La observación pensativa de un rostro que mira a la nada en el plano de apertura presupone una película de pura contemplación, como las que son propias del estilo de Marco Berger, donde el culto al cuerpo y la mirada son agentes fundamentales dentro del universo homoerótico, que pugnan por discurrir en ambientes cerrados, puramente masculinos. Un rubio, sin resultar una excepción a ese estilo, ostenta modificaciones que la llevan a dar un paso más dentro de ese lugar que ocupan.
Las anteriores películas de Berger se destacaban por climas tan íntimos como herméticos, donde el afuera, lo social, el mundo circundante todo estaba suprimido para centrarse en el universo de hombres solos enclaustrados, donde el voyerismo y la tensión sexual eran imperantes. De corte contemplativo más que narrativo, el devaneo se situaba en el deseo entre dos personas y la concreción del mismo, el blanqueo de esa tensión, ponía fin al relato. En esta oportunidad se va más allá, hacia la superación de esa tensión. Donde lo importante no tiene que ver con el amor, o en todo caso el desamor, sino con el deseo y el poder liberarlo de las ataduras impuestas socialmente.
En Un rubio, ese hermetismo endogámico se abre a los prejuicios sociales, al tema de la aceptación propia y de pares, algo que ya se vislumbraba en la codirigida por Berger y Farina, Taekwondo (2016), donde el universo del “macho”, pintado por la forma de hablar insultante propia de amigos, los juegos de manos, la expresión sin tapujos de necesidades fisiológicas, la mostración del cuerpo desnudo y las regulares “cargadas” a los “putos”, es condicionante del desarrollo y efectivización del deseo.
En la sexta película del director, esa opresión ocupa un lugar central, relegando el recogimiento voyeur a un peldaño por debajo de la narración. En esta oportunidad, el culto al cuerpo se deja de lado. Los usuales planos de las entrepiernas masculinas se mantienen, pero se confinan los planos detalles, esos que cosificaban los cuerpos proponiendo, en su fragmentación, a la piel como protagonista, para hacer gala de primeros planos donde las miradas de los personajes y sus rostros desasosegados cobran protagonismo; y donde los espacios cerrados, que anteriormente no se reducían a la asfixia sino a la libertad del aislamiento, en este caso, dejan de ser protección para ser escondite. Espacios que se tornan oscuros, entre sombras y sobreencuadres, y donde prácticamente no existen lugares exteriores que signifiquen liberación. Tampoco es casual que uno de los protagonistas esté buscando un lugar donde vivir, un lugar para asentarse, porque no puede hacerlo en la casa de sus padres ni junto a su hija. No tiene ese lugar de aceptación y el espacio, en ese sentido, funciona como prohibitivo.
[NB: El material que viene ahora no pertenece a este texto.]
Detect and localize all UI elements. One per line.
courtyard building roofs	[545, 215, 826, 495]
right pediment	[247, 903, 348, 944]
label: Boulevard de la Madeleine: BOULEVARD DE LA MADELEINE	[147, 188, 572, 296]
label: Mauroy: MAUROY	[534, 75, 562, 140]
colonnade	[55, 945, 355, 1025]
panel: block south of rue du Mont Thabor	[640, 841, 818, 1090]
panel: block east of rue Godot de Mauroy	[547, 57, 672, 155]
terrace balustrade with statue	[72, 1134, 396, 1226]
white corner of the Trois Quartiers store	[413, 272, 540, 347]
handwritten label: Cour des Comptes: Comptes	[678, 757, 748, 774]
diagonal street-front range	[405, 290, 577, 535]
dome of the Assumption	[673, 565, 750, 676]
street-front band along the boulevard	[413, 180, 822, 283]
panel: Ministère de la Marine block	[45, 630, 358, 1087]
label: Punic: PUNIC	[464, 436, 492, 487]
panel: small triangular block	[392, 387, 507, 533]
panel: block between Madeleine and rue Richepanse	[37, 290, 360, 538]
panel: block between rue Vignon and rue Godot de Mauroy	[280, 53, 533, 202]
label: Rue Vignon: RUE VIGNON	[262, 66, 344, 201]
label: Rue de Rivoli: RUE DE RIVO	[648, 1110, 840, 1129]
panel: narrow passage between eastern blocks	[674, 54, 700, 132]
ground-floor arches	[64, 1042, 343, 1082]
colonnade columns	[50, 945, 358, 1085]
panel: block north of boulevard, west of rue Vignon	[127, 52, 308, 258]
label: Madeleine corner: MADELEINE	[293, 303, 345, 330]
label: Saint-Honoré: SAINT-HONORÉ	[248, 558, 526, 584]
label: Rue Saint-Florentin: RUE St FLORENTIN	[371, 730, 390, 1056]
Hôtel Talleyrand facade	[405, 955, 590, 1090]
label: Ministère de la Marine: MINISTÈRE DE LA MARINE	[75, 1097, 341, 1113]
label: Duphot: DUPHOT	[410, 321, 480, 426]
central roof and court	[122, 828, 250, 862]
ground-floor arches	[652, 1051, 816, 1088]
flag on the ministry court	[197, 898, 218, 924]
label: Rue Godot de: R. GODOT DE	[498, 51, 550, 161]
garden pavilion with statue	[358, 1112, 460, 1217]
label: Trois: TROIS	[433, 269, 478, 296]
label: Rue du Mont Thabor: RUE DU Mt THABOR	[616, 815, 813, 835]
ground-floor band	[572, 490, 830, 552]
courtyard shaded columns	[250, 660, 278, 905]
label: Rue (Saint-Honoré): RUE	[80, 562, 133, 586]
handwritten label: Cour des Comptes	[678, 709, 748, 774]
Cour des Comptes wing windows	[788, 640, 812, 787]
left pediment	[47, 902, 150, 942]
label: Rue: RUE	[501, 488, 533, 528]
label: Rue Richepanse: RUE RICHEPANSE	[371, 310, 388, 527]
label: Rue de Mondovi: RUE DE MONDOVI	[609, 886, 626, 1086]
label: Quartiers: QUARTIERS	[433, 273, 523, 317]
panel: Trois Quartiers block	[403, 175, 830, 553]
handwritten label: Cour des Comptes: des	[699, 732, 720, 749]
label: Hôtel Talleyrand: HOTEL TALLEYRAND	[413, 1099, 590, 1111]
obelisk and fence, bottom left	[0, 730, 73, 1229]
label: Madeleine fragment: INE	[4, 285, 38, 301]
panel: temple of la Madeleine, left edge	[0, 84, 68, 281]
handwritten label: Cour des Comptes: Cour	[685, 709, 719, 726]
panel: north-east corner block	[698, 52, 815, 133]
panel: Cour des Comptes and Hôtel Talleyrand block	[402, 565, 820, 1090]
Enlazando las miradas, que se supeditan a la palabra, el relato se estructura en torno a los diálogos, que se manifiestan cotidianos y en su mayoría no son más que el reflejo de esa cotidianidad laxa y que, sin embargo, en ocasiones expresan los prejuicios ante la homosexualidad por parte de quienes comparten lugar y vida con los protagonistas (sobre todo aquellos que condenan aun más la homosexualidad femenina que la masculina). Asimismo, son los diálogos los que aflojan esta condena al poner en boca de un personaje declaraciones a favor de las diferentes formas de pensar. Personaje que, además, resalta las virtudes del futbol femenino. Es decir, la opresión nunca es total ni definitiva, no se incurre en maniqueísmos ni en caricaturizaciones que resulten panfletarias. Tampoco las grandes instituciones opresoras como la religión o la familia burguesa aparecen demonizadas: la religión ocupa el lugar de adoctrinamiento, de prohibición internalizada, pero es la superación de ese dogma por parte del rubio del título la que salva la fe de los falsos profetas. La culpa y la creencia de castigo ante el quebrantamiento de las “leyes divinas” ejerce una presión que se puede desmentir, un misticismo del que se puede escapar. En el mismo tono, la familia, la paternidad, mientras para uno de los personajes significa máscara, aprisionamiento y falsa seguridad, para otro es liberación, es reafirmación de identidad y sostén.
El camino que Berger recorre no es el de simple denuncia nihilista, sino de superación victoriosa. De ahí que abra la película con el rostro de un personaje pensando(se) en la opresión y cierre la misma con aquel que ya no sufre en ese claustro. Se trata de salir del discurso dogmático de la Iglesia y sus cófrades, porque las problemáticas están, pero también las posibilidades para neutralizarlas en camino a la felicidad.
Calificación: 8/10
Un rubio (Argentina; 2019). Guion y dirección: Marco Berger. Fotografía: Nahuel Berger. Edición: Marco Berger. Elenco: Gastón Ré, Alfonso Barón, Malena Irusta, Ailín Salas, Charly Velasco. Duración: 108 minutos.